3.2. Enzyme Purification

The plasma membranes were isolated as follows: The K. lactis strain NCYC 416 (the National Collection of Yeast Cultures; Norwich, UK.) was grown in YPD at 30 ºC by 20 hr. The cells were harvested at the mid-log phase and suspended in 1 M sorbitol pH 7.0, containing Zymolyase-20T (20 units/g wet-weight) at 30 °C by 1 to 2 h. The yeast spheroplasts were disrupted by sonication at 4 °C, and plasma membranes were isolated by differential centrifugation, briefly: the cell homogenate was centrifuged at 2,080× g to remove unbroken cells and cell walls, then the supernatant was centrifuged at 18,500× g to remove organelles such as mitochondria, after that, the supernatant was centrifuged at 38,400× g; plasma membranes were found in the pellet.

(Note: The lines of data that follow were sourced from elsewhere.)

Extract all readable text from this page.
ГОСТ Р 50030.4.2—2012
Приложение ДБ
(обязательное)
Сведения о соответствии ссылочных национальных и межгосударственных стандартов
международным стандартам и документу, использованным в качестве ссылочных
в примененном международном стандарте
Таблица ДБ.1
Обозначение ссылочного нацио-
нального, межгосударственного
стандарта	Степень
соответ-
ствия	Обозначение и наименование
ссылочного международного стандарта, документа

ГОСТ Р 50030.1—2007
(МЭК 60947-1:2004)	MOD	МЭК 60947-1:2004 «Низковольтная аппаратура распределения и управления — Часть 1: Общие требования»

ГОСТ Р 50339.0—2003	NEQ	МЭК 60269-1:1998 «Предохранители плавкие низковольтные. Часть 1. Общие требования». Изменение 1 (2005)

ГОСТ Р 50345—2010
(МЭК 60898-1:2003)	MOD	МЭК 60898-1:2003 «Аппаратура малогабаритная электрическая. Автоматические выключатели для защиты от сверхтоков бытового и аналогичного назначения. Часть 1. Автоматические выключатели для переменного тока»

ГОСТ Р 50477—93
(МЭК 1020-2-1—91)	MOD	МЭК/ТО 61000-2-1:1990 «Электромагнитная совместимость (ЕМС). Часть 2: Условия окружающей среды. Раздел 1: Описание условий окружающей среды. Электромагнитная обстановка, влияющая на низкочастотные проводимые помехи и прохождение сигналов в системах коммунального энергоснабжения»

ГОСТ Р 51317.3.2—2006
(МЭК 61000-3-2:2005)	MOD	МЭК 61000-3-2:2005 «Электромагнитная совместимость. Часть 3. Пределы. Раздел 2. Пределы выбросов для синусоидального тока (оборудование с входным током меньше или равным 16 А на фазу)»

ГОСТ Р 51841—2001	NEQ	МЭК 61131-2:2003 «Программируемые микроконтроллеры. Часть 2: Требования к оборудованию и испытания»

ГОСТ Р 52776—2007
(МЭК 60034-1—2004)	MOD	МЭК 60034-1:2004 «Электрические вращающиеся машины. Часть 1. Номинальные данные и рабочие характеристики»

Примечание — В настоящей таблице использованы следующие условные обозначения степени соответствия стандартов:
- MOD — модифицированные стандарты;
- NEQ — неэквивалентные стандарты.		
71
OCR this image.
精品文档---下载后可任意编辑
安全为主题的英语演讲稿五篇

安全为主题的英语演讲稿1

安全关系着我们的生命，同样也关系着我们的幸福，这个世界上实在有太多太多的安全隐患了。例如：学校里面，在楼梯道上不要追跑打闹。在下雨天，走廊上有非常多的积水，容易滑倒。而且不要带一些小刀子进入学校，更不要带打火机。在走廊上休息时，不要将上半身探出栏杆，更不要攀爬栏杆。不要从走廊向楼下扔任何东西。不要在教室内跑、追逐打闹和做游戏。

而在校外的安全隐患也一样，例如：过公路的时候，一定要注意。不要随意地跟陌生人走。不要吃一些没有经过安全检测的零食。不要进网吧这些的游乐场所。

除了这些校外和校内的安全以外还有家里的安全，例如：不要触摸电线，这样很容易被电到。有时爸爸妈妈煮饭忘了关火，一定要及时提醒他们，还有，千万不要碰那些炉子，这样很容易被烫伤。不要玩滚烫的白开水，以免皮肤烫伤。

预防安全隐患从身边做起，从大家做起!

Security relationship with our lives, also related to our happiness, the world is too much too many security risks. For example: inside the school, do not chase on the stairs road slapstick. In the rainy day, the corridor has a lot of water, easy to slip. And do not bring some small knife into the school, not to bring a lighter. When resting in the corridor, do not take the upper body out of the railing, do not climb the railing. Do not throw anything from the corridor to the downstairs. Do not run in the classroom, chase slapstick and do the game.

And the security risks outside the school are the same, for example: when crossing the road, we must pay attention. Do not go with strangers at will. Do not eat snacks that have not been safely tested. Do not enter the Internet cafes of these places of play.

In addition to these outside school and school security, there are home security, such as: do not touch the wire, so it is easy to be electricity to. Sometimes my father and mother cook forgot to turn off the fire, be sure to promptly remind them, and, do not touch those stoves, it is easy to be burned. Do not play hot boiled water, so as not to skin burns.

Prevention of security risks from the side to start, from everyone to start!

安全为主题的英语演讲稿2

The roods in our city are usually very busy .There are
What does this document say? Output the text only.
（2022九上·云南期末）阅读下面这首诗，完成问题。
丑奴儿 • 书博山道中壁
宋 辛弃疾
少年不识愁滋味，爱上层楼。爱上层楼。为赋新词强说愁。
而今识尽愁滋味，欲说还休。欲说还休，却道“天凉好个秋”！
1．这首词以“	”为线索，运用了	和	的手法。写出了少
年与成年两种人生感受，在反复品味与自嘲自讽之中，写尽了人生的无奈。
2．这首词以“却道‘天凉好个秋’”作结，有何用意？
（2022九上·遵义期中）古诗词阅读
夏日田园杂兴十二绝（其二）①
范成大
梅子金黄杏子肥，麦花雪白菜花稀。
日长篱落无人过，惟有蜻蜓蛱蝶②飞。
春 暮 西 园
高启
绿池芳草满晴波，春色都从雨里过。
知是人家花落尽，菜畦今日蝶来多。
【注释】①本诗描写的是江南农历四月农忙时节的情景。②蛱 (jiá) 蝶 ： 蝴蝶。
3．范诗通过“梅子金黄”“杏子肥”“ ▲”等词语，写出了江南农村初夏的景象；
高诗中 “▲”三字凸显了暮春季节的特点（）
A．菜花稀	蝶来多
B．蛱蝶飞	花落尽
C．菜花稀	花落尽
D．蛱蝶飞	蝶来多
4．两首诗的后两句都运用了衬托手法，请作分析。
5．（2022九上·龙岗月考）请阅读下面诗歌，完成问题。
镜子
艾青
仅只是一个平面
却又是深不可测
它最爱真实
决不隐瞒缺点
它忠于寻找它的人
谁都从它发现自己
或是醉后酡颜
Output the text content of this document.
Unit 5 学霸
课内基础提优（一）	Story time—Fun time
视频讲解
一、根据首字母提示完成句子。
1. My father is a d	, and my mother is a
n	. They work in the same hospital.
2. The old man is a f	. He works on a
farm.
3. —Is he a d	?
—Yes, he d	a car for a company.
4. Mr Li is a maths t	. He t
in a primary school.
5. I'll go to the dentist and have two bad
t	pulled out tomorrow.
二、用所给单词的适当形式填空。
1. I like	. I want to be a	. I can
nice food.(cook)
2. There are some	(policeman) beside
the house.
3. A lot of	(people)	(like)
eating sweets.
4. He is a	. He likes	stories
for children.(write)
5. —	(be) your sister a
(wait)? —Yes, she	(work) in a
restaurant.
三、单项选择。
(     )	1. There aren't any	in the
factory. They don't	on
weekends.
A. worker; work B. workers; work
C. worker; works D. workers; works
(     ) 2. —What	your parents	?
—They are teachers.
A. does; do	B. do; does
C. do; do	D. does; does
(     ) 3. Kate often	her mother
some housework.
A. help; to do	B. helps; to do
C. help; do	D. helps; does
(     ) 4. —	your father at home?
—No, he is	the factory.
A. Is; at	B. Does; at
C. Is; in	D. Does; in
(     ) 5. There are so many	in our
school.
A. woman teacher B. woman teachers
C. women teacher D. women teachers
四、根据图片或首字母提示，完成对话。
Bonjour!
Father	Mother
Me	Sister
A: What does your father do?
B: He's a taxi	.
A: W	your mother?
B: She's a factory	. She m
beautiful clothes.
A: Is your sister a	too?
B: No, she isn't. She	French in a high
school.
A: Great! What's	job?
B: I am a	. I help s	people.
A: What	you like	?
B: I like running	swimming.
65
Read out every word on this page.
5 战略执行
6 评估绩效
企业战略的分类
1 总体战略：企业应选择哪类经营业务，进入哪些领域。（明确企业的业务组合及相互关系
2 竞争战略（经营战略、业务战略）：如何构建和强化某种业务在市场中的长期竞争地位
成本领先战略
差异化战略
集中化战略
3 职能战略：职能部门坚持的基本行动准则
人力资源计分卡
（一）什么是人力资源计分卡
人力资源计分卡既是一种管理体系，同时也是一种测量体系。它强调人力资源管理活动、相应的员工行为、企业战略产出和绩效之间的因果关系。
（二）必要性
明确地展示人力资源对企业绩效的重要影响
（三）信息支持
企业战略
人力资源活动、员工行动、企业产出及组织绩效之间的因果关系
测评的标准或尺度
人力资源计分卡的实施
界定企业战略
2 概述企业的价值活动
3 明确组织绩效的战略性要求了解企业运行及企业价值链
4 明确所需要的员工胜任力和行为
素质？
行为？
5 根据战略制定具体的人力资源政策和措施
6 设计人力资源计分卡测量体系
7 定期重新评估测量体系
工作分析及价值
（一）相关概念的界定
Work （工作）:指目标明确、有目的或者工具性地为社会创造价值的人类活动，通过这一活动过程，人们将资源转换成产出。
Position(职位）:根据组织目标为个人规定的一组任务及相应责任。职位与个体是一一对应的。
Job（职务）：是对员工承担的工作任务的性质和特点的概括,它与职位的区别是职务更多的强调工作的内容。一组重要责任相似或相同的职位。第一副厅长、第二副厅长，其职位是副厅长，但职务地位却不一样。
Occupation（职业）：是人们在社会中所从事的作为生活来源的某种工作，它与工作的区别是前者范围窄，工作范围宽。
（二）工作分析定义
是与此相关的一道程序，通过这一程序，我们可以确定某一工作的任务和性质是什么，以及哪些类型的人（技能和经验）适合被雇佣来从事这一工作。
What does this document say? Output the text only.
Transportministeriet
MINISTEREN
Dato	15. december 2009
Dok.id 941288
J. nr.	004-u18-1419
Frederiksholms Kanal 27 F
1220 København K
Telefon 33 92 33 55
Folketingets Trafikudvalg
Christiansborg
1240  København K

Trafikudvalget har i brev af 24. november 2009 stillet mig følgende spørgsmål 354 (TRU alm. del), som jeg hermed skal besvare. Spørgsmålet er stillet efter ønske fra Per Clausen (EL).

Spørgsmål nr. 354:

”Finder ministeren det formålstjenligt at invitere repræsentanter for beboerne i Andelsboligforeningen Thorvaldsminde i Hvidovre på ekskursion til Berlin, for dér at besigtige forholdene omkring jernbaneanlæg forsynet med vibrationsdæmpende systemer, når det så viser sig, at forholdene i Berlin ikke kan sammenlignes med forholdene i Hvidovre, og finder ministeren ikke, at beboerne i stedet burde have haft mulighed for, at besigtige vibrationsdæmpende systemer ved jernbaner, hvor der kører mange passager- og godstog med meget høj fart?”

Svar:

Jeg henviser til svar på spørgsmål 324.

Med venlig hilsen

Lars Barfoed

The H⁺-ATPase was purified from the plasma membranes upon solubilization with Zwittergent 3,14 and then by centrifugation on a trehalose concentration gradient as described by Sampedro et al. (2007) [22]. The fractions containing the H⁺-ATPase were centrifuged at 100,000× g by 3 h, and the pellets were suspended in a small volume of 2 mM EGTA, 10 mM MOPS, pH 7.2, and kept at −70 °C until used. On SDS-PAGE, the ~100,000 M_r band corresponding to the plasma membrane H⁺-ATPase was ~90% (as determined by densitometry) from total protein yield. The protein concentration was determined by using the Lowry assay and bovine serum albumin as standard [47].